O tucanato do governador Geraldo Alckmin vai para uma briga com o PT da cidade de São Paulo.
Por unanimidade, o Conselho Estadual de Educação mandou ao arquivo os pedidos da prefeitura para que se abrissem (a sua custa) duas Faculdades de Saúde Pública e de Gestão de Saúde em Cidade Tiradentes, um dos maiores aglomerados da periferia paulistana.
O Conselho sustenta que a prefeitura deveria dar prioridade aos ensinos infantil e fundamental.
Tudo bem. A administração petista informa que abriu 200 mil vagas na rede municipal e 40 mil nas creches. A educação consumiu 33% do Orçamento municipal em 2003.
As duas faculdades de saúde da periferia não custaram aos cofres do doutor Alckmin uma só revistinha de palavras cruzadas. A despesa foi do MEC (R$ 6,5 milhões) e da prefeitura (R$ 1,3 milhão). O prédio está pronto e poderia receber 160 alunos já em março. Outra iniciativa, que não depende do conselho estadual, abrirá 640 vagas para estudantes de cursos técnicos.
Cidade Tiradentes é um daqueles pedaços do andar de baixo onde cerca de 250 mil pessoas vivem com renda média inferior a R$ 1.200 (para os moradores dos conjuntos habitacionais) ou abaixo de R$ 500 (para a turma dos loteamentos e das favelas).
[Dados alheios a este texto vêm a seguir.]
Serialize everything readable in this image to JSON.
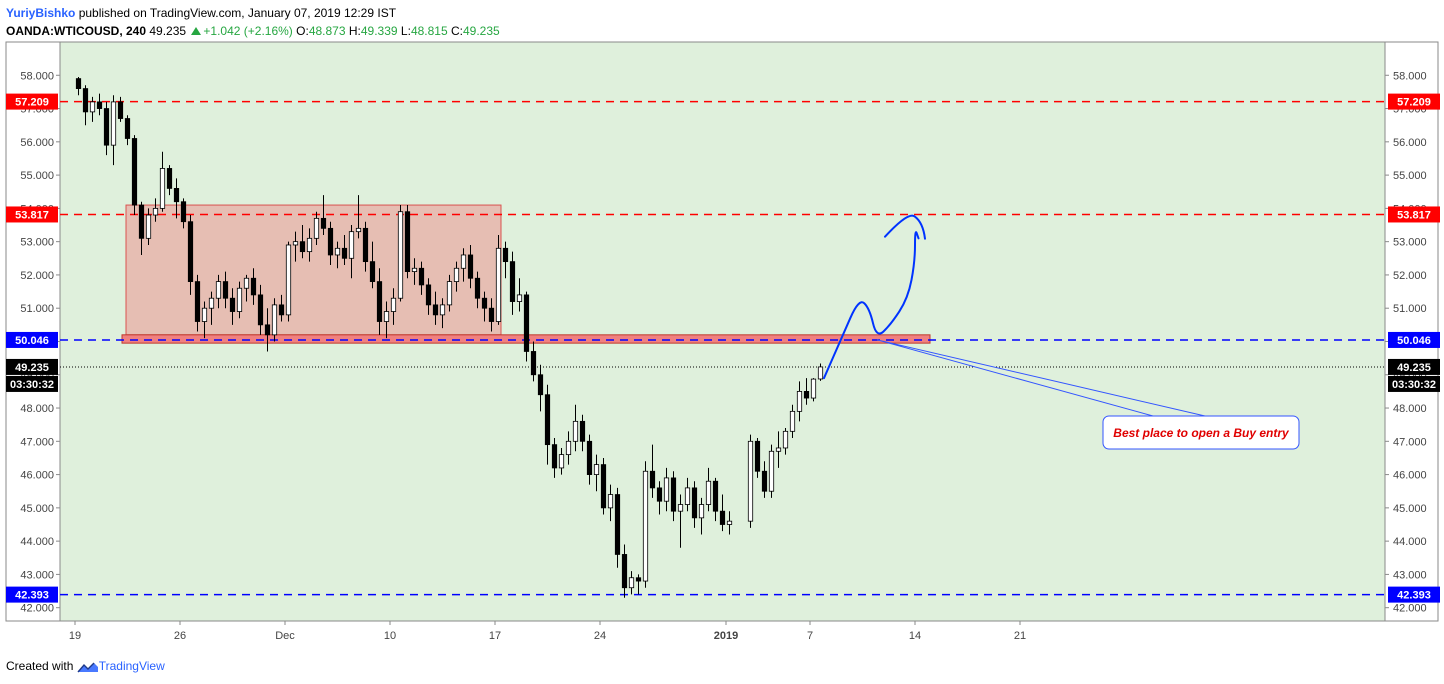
{
  "header": {
    "author": "YuriyBishko",
    "published": "published on TradingView.com, January 07, 2019 12:29 IST",
    "symbol": "OANDA:WTICOUSD, 240",
    "last": "49.235",
    "change": "+1.042 (+2.16%)",
    "o_label": "O:",
    "open": "48.873",
    "h_label": "H:",
    "high": "49.339",
    "l_label": "L:",
    "low": "48.815",
    "c_label": "C:",
    "close": "49.235"
  },
  "footer": {
    "created_with": "Created with",
    "brand": "TradingView"
  },
  "chart_data": {
    "type": "candlestick",
    "symbol": "OANDA:WTICOUSD",
    "timeframe": "240",
    "ylim": [
      41.6,
      59.0
    ],
    "y_ticks": [
      42,
      43,
      44,
      45,
      46,
      47,
      48,
      49,
      50,
      51,
      52,
      53,
      54,
      55,
      56,
      57,
      58
    ],
    "y_tick_labels": [
      "42.000",
      "43.000",
      "44.000",
      "45.000",
      "46.000",
      "47.000",
      "48.000",
      "49.000",
      "50.000",
      "51.000",
      "52.000",
      "53.000",
      "54.000",
      "55.000",
      "56.000",
      "57.000",
      "58.000"
    ],
    "x_ticks": [
      {
        "label": "19",
        "date": "2018-11-19"
      },
      {
        "label": "26",
        "date": "2018-11-26"
      },
      {
        "label": "Dec",
        "date": "2018-12-03"
      },
      {
        "label": "10",
        "date": "2018-12-10"
      },
      {
        "label": "17",
        "date": "2018-12-17"
      },
      {
        "label": "24",
        "date": "2018-12-24"
      },
      {
        "label": "2019",
        "date": "2019-01-01"
      },
      {
        "label": "7",
        "date": "2019-01-07"
      },
      {
        "label": "14",
        "date": "2019-01-14"
      },
      {
        "label": "21",
        "date": "2019-01-21"
      }
    ],
    "horizontal_levels": [
      {
        "value": 57.209,
        "label": "57.209",
        "color": "#ff0000",
        "style": "dashed"
      },
      {
        "value": 53.817,
        "label": "53.817",
        "color": "#ff0000",
        "style": "dashed"
      },
      {
        "value": 50.046,
        "label": "50.046",
        "color": "#0000ff",
        "style": "dashed"
      },
      {
        "value": 42.393,
        "label": "42.393",
        "color": "#0000ff",
        "style": "dashed"
      }
    ],
    "last_price": {
      "value": 49.235,
      "label": "49.235",
      "countdown": "03:30:32",
      "color": "#000000"
    },
    "range_box": {
      "start": "2018-11-20",
      "end": "2018-12-17",
      "top": 54.1,
      "bottom": 50.2,
      "color": "#f08080"
    },
    "support_zone": {
      "start": "2018-11-26",
      "end": "2019-01-11",
      "top": 50.2,
      "bottom": 49.95
    },
    "annotation": {
      "text": "Best place to open a Buy entry",
      "color": "#e00000"
    },
    "projection": {
      "color": "#0033ff",
      "points": [
        {
          "date": "2019-01-07T16:00",
          "y": 48.9
        },
        {
          "date": "2019-01-08T12:00",
          "y": 50.1
        },
        {
          "date": "2019-01-09T08:00",
          "y": 51.3
        },
        {
          "date": "2019-01-09T20:00",
          "y": 51.0
        },
        {
          "date": "2019-01-10T04:00",
          "y": 50.1
        },
        {
          "date": "2019-01-10T20:00",
          "y": 50.5
        },
        {
          "date": "2019-01-11T16:00",
          "y": 51.3
        },
        {
          "date": "2019-01-12T16:00",
          "y": 52.4
        },
        {
          "date": "2019-01-13T16:00",
          "y": 53.4
        },
        {
          "date": "2019-01-14T04:00",
          "y": 53.1
        }
      ]
    },
    "colors": {
      "background": "#dff0dc",
      "up": "#ffffff",
      "down": "#000000",
      "border": "#000000"
    },
    "ohlc": [
      [
        "2018-11-19T00:00",
        57.9,
        57.95,
        57.4,
        57.6
      ],
      [
        "2018-11-19T08:00",
        57.6,
        57.7,
        56.5,
        56.9
      ],
      [
        "2018-11-19T16:00",
        56.9,
        57.35,
        56.6,
        57.2
      ],
      [
        "2018-11-20T00:00",
        57.2,
        57.45,
        56.8,
        57.0
      ],
      [
        "2018-11-20T08:00",
        57.0,
        57.2,
        55.6,
        55.9
      ],
      [
        "2018-11-20T16:00",
        55.9,
        57.4,
        55.3,
        57.2
      ],
      [
        "2018-11-21T00:00",
        57.2,
        57.35,
        56.6,
        56.7
      ],
      [
        "2018-11-21T08:00",
        56.7,
        56.8,
        55.9,
        56.1
      ],
      [
        "2018-11-21T16:00",
        56.1,
        56.2,
        53.8,
        54.1
      ],
      [
        "2018-11-22T00:00",
        54.1,
        54.2,
        52.6,
        53.1
      ],
      [
        "2018-11-22T08:00",
        53.1,
        54.0,
        52.9,
        53.8
      ],
      [
        "2018-11-22T16:00",
        53.8,
        54.3,
        53.6,
        54.0
      ],
      [
        "2018-11-23T00:00",
        54.0,
        55.7,
        53.9,
        55.2
      ],
      [
        "2018-11-23T08:00",
        55.2,
        55.3,
        54.4,
        54.6
      ],
      [
        "2018-11-23T16:00",
        54.6,
        54.9,
        53.7,
        54.2
      ],
      [
        "2018-11-26T00:00",
        54.2,
        54.3,
        53.4,
        53.6
      ],
      [
        "2018-11-26T08:00",
        53.6,
        53.8,
        51.4,
        51.8
      ],
      [
        "2018-11-26T16:00",
        51.8,
        52.0,
        50.3,
        50.6
      ],
      [
        "2018-11-27T00:00",
        50.6,
        51.2,
        50.1,
        51.0
      ],
      [
        "2018-11-27T08:00",
        51.0,
        51.5,
        50.5,
        51.3
      ],
      [
        "2018-11-27T16:00",
        51.3,
        52.0,
        51.0,
        51.8
      ],
      [
        "2018-11-28T00:00",
        51.8,
        52.1,
        51.0,
        51.3
      ],
      [
        "2018-11-28T08:00",
        51.3,
        51.6,
        50.5,
        50.9
      ],
      [
        "2018-11-28T16:00",
        50.9,
        51.8,
        50.7,
        51.6
      ],
      [
        "2018-11-29T00:00",
        51.6,
        52.0,
        51.2,
        51.9
      ],
      [
        "2018-11-29T08:00",
        51.9,
        52.2,
        51.1,
        51.4
      ],
      [
        "2018-11-29T16:00",
        51.4,
        51.7,
        50.2,
        50.5
      ],
      [
        "2018-11-30T00:00",
        50.5,
        51.0,
        49.7,
        50.2
      ],
      [
        "2018-11-30T08:00",
        50.2,
        51.3,
        50.0,
        51.1
      ],
      [
        "2018-11-30T16:00",
        51.1,
        51.4,
        50.6,
        50.8
      ],
      [
        "2018-12-03T00:00",
        50.8,
        53.0,
        50.6,
        52.9
      ],
      [
        "2018-12-03T08:00",
        52.9,
        53.3,
        52.4,
        53.0
      ],
      [
        "2018-12-03T16:00",
        53.0,
        53.5,
        52.5,
        52.7
      ],
      [
        "2018-12-04T00:00",
        52.7,
        53.4,
        52.4,
        53.1
      ],
      [
        "2018-12-04T08:00",
        53.1,
        53.9,
        52.9,
        53.7
      ],
      [
        "2018-12-04T16:00",
        53.7,
        54.4,
        53.2,
        53.4
      ],
      [
        "2018-12-05T00:00",
        53.4,
        53.6,
        52.3,
        52.6
      ],
      [
        "2018-12-05T08:00",
        52.6,
        53.0,
        52.2,
        52.8
      ],
      [
        "2018-12-05T16:00",
        52.8,
        53.2,
        52.3,
        52.5
      ],
      [
        "2018-12-06T00:00",
        52.5,
        53.5,
        51.9,
        53.3
      ],
      [
        "2018-12-06T08:00",
        53.3,
        54.4,
        53.1,
        53.4
      ],
      [
        "2018-12-06T16:00",
        53.4,
        53.6,
        52.1,
        52.4
      ],
      [
        "2018-12-07T00:00",
        52.4,
        53.0,
        51.6,
        51.8
      ],
      [
        "2018-12-07T08:00",
        51.8,
        52.2,
        50.2,
        50.6
      ],
      [
        "2018-12-07T16:00",
        50.6,
        51.2,
        50.1,
        50.9
      ],
      [
        "2018-12-10T00:00",
        50.9,
        51.6,
        50.5,
        51.3
      ],
      [
        "2018-12-10T08:00",
        51.3,
        54.1,
        51.2,
        53.9
      ],
      [
        "2018-12-10T16:00",
        53.9,
        54.1,
        51.9,
        52.1
      ],
      [
        "2018-12-11T00:00",
        52.1,
        52.5,
        51.7,
        52.2
      ],
      [
        "2018-12-11T08:00",
        52.2,
        52.4,
        51.4,
        51.7
      ],
      [
        "2018-12-11T16:00",
        51.7,
        51.9,
        50.8,
        51.1
      ],
      [
        "2018-12-12T00:00",
        51.1,
        51.5,
        50.5,
        50.8
      ],
      [
        "2018-12-12T08:00",
        50.8,
        51.3,
        50.4,
        51.1
      ],
      [
        "2018-12-12T16:00",
        51.1,
        52.0,
        50.9,
        51.8
      ],
      [
        "2018-12-13T00:00",
        51.8,
        52.4,
        51.5,
        52.2
      ],
      [
        "2018-12-13T08:00",
        52.2,
        52.8,
        51.8,
        52.6
      ],
      [
        "2018-12-13T16:00",
        52.6,
        52.9,
        51.6,
        51.9
      ],
      [
        "2018-12-14T00:00",
        51.9,
        52.1,
        51.0,
        51.3
      ],
      [
        "2018-12-14T08:00",
        51.3,
        51.5,
        50.6,
        51.0
      ],
      [
        "2018-12-14T16:00",
        51.0,
        51.3,
        50.3,
        50.6
      ],
      [
        "2018-12-17T00:00",
        50.6,
        53.2,
        50.5,
        52.8
      ],
      [
        "2018-12-17T08:00",
        52.8,
        53.0,
        51.9,
        52.4
      ],
      [
        "2018-12-17T16:00",
        52.4,
        52.7,
        50.8,
        51.2
      ],
      [
        "2018-12-18T00:00",
        51.2,
        51.9,
        50.9,
        51.4
      ],
      [
        "2018-12-18T08:00",
        51.4,
        51.5,
        49.4,
        49.7
      ],
      [
        "2018-12-18T16:00",
        49.7,
        50.0,
        48.8,
        49.0
      ],
      [
        "2018-12-19T00:00",
        49.0,
        49.3,
        47.9,
        48.4
      ],
      [
        "2018-12-19T08:00",
        48.4,
        48.7,
        46.3,
        46.9
      ],
      [
        "2018-12-19T16:00",
        46.9,
        47.1,
        45.9,
        46.2
      ],
      [
        "2018-12-20T00:00",
        46.2,
        46.8,
        46.0,
        46.6
      ],
      [
        "2018-12-20T08:00",
        46.6,
        47.3,
        46.3,
        47.0
      ],
      [
        "2018-12-20T16:00",
        47.0,
        48.1,
        46.7,
        47.6
      ],
      [
        "2018-12-21T00:00",
        47.6,
        47.8,
        46.7,
        47.0
      ],
      [
        "2018-12-21T08:00",
        47.0,
        47.2,
        45.7,
        46.0
      ],
      [
        "2018-12-21T16:00",
        46.0,
        46.6,
        45.5,
        46.3
      ],
      [
        "2018-12-24T00:00",
        46.3,
        46.5,
        44.8,
        45.0
      ],
      [
        "2018-12-24T08:00",
        45.0,
        45.7,
        44.6,
        45.4
      ],
      [
        "2018-12-24T16:00",
        45.4,
        45.6,
        43.2,
        43.6
      ],
      [
        "2018-12-25T00:00",
        43.6,
        43.9,
        42.3,
        42.6
      ],
      [
        "2018-12-25T08:00",
        42.6,
        43.1,
        42.4,
        42.9
      ],
      [
        "2018-12-25T16:00",
        42.9,
        43.0,
        42.4,
        42.8
      ],
      [
        "2018-12-26T00:00",
        42.8,
        46.4,
        42.6,
        46.1
      ],
      [
        "2018-12-26T08:00",
        46.1,
        46.9,
        45.3,
        45.6
      ],
      [
        "2018-12-26T16:00",
        45.6,
        45.8,
        44.8,
        45.2
      ],
      [
        "2018-12-27T00:00",
        45.2,
        46.2,
        44.9,
        45.9
      ],
      [
        "2018-12-27T08:00",
        45.9,
        46.1,
        44.6,
        44.9
      ],
      [
        "2018-12-27T16:00",
        44.9,
        45.4,
        43.8,
        45.1
      ],
      [
        "2018-12-28T00:00",
        45.1,
        45.9,
        44.9,
        45.6
      ],
      [
        "2018-12-28T08:00",
        45.6,
        45.8,
        44.4,
        44.7
      ],
      [
        "2018-12-28T16:00",
        44.7,
        45.3,
        44.2,
        45.1
      ],
      [
        "2018-12-31T00:00",
        45.1,
        46.2,
        44.9,
        45.8
      ],
      [
        "2018-12-31T08:00",
        45.8,
        45.9,
        44.6,
        44.9
      ],
      [
        "2018-12-31T16:00",
        44.9,
        45.4,
        44.3,
        44.5
      ],
      [
        "2019-01-01T00:00",
        44.5,
        44.9,
        44.2,
        44.6
      ],
      [
        "2019-01-02T00:00",
        44.6,
        47.2,
        44.4,
        47.0
      ],
      [
        "2019-01-02T08:00",
        47.0,
        47.1,
        45.9,
        46.1
      ],
      [
        "2019-01-02T16:00",
        46.1,
        46.4,
        45.3,
        45.5
      ],
      [
        "2019-01-03T00:00",
        45.5,
        46.9,
        45.3,
        46.7
      ],
      [
        "2019-01-03T08:00",
        46.7,
        47.3,
        46.2,
        46.8
      ],
      [
        "2019-01-03T16:00",
        46.8,
        47.4,
        46.6,
        47.3
      ],
      [
        "2019-01-04T00:00",
        47.3,
        48.1,
        47.1,
        47.9
      ],
      [
        "2019-01-04T08:00",
        47.9,
        48.8,
        47.6,
        48.5
      ],
      [
        "2019-01-04T16:00",
        48.5,
        48.9,
        48.1,
        48.3
      ],
      [
        "2019-01-07T00:00",
        48.3,
        48.9,
        48.2,
        48.87
      ],
      [
        "2019-01-07T08:00",
        48.873,
        49.339,
        48.815,
        49.235
      ]
    ]
  }
}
Por incrível que pareça, são brasileiros a quem se deve dar a oportunidade do ensino superior.
Por falar em loteamentos, o doutor Alckmin poderia dar uma olhada no massacre que sua burocracia impõe à regularização de lotes urbanos em Diadema (356 mil almas). A prefeitura petista da cidade informa que, nos últimos três anos, de 27 pedidos para regularizar antigos loteamentos ocupados por trabalhadores de baixa renda, só 2 foram deferidos. De cada dois domicílios de Diadema, um não tem documentação.

Papai Noel existe

A ekipekonômica não é mais a mesma. O secretário do Tesouro, Joaquim Levy, anunciou que o governo planeja o Orçamento de olho numa mudança da contabilidade do FMI. Alguns investimentos de infra-estrutura que hoje o fundo considera como dívidas passariam a ser o que sempre foram: investimentos. A mudança pode render uma folga de US$ 1,4 bilhão.
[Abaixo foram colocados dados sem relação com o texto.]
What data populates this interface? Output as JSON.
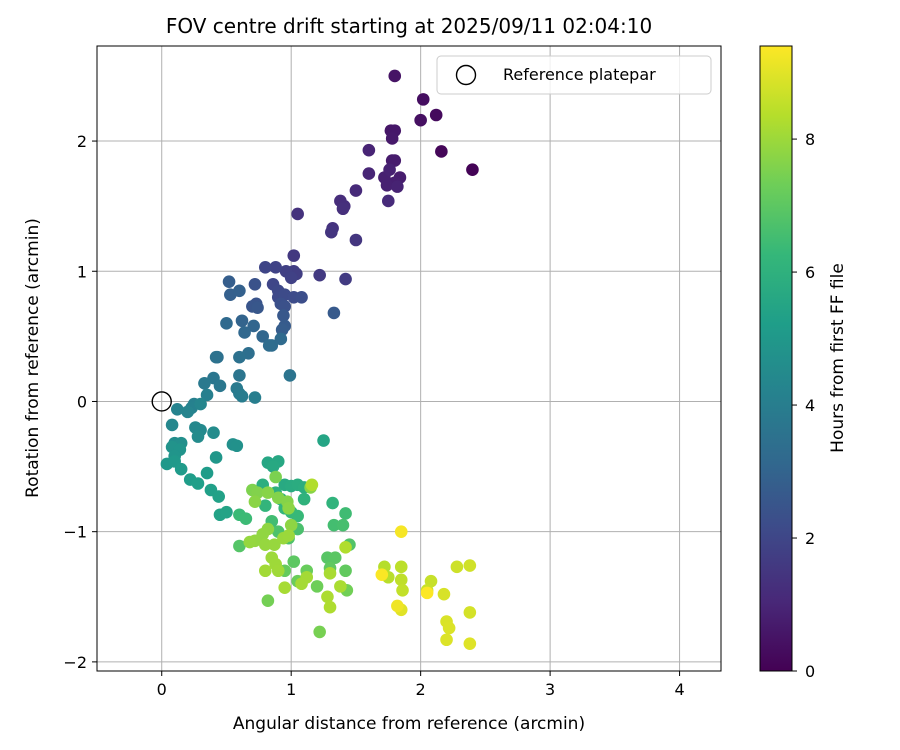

Logo o doutor Levy, que há pouco mais de um ano classificava esse assunto como um "não debate", coisa de tapuias que acreditam em Papai Noel.
Se a ekipenômica tivesse começado a apertar o FMI durante o tucanato, é possível que a mudança já tivesse acontecido.
Uma coisa é certa: se a inquietação de Lula não tivesse mostrado o maçarico aos çábios, é provável que o doutor Levy continuasse a achar que estava diante de um "não debate".